However, jdupes 1.20.2 would cause data corruption if any files de-duplicated are compressed by the file system.

@worldpoop
Copy link

Ack, @adib, that's pretty serious. I assume that the use of cp in this script circumvents this jdupes defect?

@jbruchon
Copy link

this jdupes defect?

It's not a jdupes defect, it's a macOS defect.

@worldpoop
Copy link

worldpoop commented Aug 13, 2022

Apologies. Mac's lovely defect. This does, then, render jdupe hazardous to use on a Mac for apfs de-duping?

@jbruchon
Copy link

@worldpoop No, this defect only affects files that are compressed using APFS transparent compression, and that's not something most people will encounter normally.

@worldpoop
Copy link

worldpoop commented Aug 13, 2022

There are user-friendly utilities in the app store, and various how-tos on the interwebs, to facilitate transparent compression to help users save disk space -- meaning it's not that rare, especially among users already keen on CLI tools. And this means, owing to the MacOS defect, we have this circumstance in the wild where jdupes can do irreparable damage for a jdupes user. If nothing else, a check or a warning would be really good! .02. Thank for you the tool -- be well! - b

@adib
Copy link

adib commented Aug 13, 2022

Using cp -c should avoid the problem from using jdupes to de-duplicate files on APFS. It’s better if the tool can avoid the user form installing further 3rd party tools, jdupes included. Maybe use sha to find duplicate files?

@jbruchon
Copy link

There was code in an issue report that was supposed to solve the problem within jdupes. It was never sent in as a pull request.

@worldpoop
Copy link

rpendleton's commits, retain flag; check flag?

@worldpoop
Copy link

worldpoop commented Aug 15, 2022

Script is perfect (save for time-stamp), am using it, thank you!! Notes: 1. Requires path adjustments for Monterey. 2. test -x failed verification, had use test -e on my system. (Monterey again?) 3. Seems jdupes option should be -print-null, not -printnull. 4. Permission denied with tee (?), had to sudo run the script, otherwise an inadvertent "dry run".

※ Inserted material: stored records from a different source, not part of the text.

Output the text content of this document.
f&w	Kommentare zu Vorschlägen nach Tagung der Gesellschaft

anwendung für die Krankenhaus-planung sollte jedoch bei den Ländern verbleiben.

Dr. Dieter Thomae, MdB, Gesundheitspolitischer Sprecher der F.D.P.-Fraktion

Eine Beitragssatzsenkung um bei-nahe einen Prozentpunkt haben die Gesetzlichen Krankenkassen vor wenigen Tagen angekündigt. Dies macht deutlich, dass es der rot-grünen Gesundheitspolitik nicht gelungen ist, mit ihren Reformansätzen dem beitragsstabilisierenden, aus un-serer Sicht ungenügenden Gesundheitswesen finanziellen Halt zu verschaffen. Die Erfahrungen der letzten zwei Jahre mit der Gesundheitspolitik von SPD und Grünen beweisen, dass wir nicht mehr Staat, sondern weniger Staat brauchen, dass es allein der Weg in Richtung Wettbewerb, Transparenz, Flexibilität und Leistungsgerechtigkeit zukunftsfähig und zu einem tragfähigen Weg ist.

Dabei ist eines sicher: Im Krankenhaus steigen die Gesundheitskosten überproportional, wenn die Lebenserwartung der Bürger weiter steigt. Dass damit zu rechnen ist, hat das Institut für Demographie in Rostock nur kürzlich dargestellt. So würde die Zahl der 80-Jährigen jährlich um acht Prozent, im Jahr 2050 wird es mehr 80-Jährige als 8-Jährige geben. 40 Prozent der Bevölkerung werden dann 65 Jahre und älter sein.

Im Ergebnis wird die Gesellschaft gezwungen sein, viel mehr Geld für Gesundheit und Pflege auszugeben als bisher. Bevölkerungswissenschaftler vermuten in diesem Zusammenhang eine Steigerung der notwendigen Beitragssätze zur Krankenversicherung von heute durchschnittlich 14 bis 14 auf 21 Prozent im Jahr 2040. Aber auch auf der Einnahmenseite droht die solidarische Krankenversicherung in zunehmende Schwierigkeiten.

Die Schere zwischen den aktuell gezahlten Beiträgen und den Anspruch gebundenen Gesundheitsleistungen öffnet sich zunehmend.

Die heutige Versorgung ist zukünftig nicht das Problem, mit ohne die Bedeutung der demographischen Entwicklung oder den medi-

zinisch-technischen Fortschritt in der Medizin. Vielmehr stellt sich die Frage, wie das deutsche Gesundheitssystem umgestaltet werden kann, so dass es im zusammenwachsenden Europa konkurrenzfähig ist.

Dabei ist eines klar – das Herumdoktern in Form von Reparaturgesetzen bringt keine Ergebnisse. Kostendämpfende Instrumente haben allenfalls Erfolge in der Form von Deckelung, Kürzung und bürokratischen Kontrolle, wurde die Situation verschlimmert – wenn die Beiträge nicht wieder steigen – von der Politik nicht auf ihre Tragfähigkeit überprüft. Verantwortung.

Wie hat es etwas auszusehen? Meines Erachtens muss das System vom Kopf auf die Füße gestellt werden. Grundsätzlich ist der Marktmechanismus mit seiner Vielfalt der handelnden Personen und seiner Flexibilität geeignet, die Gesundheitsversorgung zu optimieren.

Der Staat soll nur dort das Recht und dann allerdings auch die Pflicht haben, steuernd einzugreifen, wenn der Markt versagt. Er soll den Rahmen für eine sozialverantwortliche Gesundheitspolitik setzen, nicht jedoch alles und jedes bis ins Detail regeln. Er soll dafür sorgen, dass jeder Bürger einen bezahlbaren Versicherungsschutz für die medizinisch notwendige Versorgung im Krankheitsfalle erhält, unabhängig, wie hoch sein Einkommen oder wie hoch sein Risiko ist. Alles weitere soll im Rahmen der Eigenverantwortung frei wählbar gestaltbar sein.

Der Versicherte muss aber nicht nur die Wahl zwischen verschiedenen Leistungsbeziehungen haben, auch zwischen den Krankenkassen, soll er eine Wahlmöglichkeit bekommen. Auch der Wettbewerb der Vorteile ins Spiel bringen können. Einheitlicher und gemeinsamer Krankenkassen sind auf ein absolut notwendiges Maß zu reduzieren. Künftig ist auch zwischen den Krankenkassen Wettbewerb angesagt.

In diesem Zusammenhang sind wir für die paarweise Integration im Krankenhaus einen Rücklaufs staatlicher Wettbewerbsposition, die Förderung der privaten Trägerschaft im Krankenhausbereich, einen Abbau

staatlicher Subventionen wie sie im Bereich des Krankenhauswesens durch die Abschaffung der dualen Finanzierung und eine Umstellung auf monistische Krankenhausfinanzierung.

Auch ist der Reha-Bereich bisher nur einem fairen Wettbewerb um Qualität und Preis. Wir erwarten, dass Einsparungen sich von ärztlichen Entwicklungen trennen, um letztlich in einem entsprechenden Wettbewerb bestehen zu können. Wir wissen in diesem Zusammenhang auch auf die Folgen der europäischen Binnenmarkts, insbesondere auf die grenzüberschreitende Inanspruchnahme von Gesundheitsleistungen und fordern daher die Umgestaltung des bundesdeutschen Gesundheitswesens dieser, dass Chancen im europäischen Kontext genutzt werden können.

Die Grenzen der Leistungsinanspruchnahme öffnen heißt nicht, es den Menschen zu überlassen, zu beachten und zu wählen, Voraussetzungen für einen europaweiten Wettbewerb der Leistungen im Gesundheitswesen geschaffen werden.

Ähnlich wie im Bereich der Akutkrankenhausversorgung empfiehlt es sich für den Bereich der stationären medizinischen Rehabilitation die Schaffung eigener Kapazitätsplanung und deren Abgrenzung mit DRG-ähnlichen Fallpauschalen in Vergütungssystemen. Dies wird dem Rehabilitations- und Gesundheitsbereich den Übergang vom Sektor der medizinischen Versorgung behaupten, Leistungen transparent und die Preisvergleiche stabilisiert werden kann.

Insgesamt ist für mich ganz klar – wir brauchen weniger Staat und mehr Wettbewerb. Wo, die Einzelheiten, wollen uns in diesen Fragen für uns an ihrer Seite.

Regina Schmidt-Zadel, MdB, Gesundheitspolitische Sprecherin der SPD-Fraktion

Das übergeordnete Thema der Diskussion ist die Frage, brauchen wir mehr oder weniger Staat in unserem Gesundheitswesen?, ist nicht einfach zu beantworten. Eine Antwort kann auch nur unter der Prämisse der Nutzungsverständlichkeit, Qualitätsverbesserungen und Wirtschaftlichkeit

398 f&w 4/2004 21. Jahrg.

dyorgio/apfs-clone-checker is pretty good. It doesn't hash, just looks for initial shared blocks, so it's very fast. dedupe.sh runs cp -c even on already deduped files -- a check with clone-checker would avert that (possibly with a few false positives, thanks to no hash, but no real harm.

Minutia: 1. A test confirmed the third-party tool would have ravaged my broadly compressed apfs volume! -- glad to have hit upon the caution and then upon your script, which marries well with jdupes. Indeed, before pulling the trigger I'd been testing with newly created junk files, which of course are not compressed when created, so the danger wasn't revealed.) 2. @adib good note on 3rd-party with this kind of operation -- sha, would be slower? 3. Not a coder, forgive anything stupid I've said. Cheers - b

@tvwerkhoven
Copy link
Author

Hi all, thanks for your comments. I indeed opted for Mac's native cp -c because I hoped that would work better/safer, especially on something so potentially harmful as de-duplication.

@worldpoop:

  1. Which paths do you use? I get gcp and jdupes via macports, which explains the /opt/local/
  2. That's strange, test -x tests for executability so if that fails you cannot execute the programs?
  3. Oops, fixed!
  4. Indeed you need to have writing permissions in the working directory, else you cannot log the dupefiles or de-duplicate.

On your minutia:

  1. Good to hear :)
  2. I disagree, writing a script to check for duplication would largely duplicate jdupes.
  3. No worries, thanks for investigating/testing

@worldpoop
Copy link

Thanks, @tvwerkhoven

Is jdupes checking for identical files or for actual shared blocks? Testing things I recall dedupe.sh executing the cp -c on the first of any found duplicate, whether or not that dupe was already a clone. I may have been careless & will check again tonight. But if that's the case, seems like a good idea not to re-clone any files.

Yup, those files are executable. I have no explanation. On path, macports, got it -- I brewed.

Thanks again!

@jbruchon
Copy link

Is jdupes checking for identical files or for actual shared blocks?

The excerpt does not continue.